Neben Hansen und Sella fuhren in der 6-köpfigen Spitzengruppe: Tjallingii (Blanco), Tamouridis (Euskaltel), Rollin (FDJ) und Lightart (Vacansoleil). Der Bestplatzierte im Gesamtklassement war Sella mit 6:52 Minuten Rückstand aufs Rosa Trikot. Vini Fantini war mit der Situation unzufrieden und löste bald Katusha als Anführer des Hauptfelds ab. Ligthart kehrte nach einem Sturz wieder in die Spitzengruppe zurück.

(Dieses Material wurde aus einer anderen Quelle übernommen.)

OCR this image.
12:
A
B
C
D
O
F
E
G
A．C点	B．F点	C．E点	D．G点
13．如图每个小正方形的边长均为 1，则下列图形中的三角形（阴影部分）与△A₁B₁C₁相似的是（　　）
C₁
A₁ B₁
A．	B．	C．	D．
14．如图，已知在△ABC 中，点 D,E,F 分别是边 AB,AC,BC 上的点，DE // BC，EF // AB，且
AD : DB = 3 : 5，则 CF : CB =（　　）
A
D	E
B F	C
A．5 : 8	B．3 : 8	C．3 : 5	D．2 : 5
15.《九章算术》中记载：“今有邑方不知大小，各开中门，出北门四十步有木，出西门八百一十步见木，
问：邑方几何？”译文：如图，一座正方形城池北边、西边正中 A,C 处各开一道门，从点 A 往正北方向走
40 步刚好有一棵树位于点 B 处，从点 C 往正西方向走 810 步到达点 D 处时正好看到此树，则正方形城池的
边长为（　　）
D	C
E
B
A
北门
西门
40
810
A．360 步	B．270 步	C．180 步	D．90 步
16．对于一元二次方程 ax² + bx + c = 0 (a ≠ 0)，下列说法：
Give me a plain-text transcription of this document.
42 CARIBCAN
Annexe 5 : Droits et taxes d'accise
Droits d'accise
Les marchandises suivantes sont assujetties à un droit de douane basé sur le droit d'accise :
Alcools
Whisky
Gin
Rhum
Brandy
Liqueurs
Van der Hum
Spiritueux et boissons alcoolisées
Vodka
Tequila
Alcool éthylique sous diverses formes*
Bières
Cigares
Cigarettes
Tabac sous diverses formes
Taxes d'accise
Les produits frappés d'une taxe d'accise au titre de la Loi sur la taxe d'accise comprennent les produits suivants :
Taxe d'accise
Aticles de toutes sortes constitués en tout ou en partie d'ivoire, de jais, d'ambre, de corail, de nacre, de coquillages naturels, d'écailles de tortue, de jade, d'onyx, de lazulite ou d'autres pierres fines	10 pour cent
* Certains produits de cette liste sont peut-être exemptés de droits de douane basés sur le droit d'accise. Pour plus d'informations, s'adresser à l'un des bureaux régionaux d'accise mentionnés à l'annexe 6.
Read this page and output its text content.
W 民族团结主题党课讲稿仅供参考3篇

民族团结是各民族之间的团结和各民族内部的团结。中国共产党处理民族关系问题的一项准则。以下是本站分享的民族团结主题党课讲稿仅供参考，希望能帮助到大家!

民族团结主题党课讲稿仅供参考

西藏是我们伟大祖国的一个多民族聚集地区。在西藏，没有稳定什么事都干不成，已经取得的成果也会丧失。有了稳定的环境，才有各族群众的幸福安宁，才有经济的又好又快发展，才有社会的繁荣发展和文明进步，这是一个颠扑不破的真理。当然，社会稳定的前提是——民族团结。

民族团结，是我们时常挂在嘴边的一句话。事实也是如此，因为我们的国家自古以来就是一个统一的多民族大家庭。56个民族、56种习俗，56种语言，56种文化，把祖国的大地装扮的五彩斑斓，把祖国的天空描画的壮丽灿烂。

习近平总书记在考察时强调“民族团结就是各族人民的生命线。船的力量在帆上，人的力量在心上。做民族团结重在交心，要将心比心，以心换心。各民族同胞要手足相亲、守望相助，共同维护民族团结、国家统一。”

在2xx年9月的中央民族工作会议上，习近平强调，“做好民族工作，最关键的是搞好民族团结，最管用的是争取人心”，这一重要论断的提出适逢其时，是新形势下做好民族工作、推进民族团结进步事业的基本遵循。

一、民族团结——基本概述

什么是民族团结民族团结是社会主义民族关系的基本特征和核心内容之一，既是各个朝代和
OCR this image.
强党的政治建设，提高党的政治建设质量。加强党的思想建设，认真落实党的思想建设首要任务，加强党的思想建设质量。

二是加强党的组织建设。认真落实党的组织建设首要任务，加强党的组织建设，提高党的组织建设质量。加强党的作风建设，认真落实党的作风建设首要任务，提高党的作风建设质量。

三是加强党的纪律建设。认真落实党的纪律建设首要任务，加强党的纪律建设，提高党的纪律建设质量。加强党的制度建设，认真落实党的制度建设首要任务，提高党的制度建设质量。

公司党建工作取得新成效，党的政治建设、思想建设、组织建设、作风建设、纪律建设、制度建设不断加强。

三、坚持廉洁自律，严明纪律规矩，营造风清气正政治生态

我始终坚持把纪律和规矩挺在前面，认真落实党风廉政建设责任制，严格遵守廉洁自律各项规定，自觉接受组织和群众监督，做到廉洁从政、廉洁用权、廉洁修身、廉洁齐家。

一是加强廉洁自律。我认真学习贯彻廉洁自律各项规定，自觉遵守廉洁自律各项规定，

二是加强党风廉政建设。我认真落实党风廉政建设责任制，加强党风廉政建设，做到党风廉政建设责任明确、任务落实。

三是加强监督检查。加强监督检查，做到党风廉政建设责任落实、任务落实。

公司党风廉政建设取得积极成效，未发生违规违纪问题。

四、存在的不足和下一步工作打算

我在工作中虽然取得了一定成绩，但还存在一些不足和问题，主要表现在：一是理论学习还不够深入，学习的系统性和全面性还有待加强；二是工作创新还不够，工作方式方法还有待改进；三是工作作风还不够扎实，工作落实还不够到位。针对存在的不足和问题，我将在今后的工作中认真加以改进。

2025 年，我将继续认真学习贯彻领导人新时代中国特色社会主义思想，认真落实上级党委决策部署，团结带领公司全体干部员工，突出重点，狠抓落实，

Etwa ab der 40-Kilometer-Marke schrumpfte das Hauptfeld immer mehr in den steilen Anstiegen der Abruzzen. Taborre (Vini Fantini) löste sich, zunächst ohne weit wegzukommen. Vorne gewann Sella die ersten beiden Bergwertungen ohne Gegenwehr. 35 Kilometer vor dem Ziel schraubte Hansen das Tempo hoch an einem Anstieg ohne Bergpreis, und nur Sella folgte. 5 Kilometer später stürzte Sella auf einer Abfahrt. Weil dies ausgerechnet vor einem der wenigen Flachstücke des Tages geschah, wartete Hansen auf seinen Begleiter.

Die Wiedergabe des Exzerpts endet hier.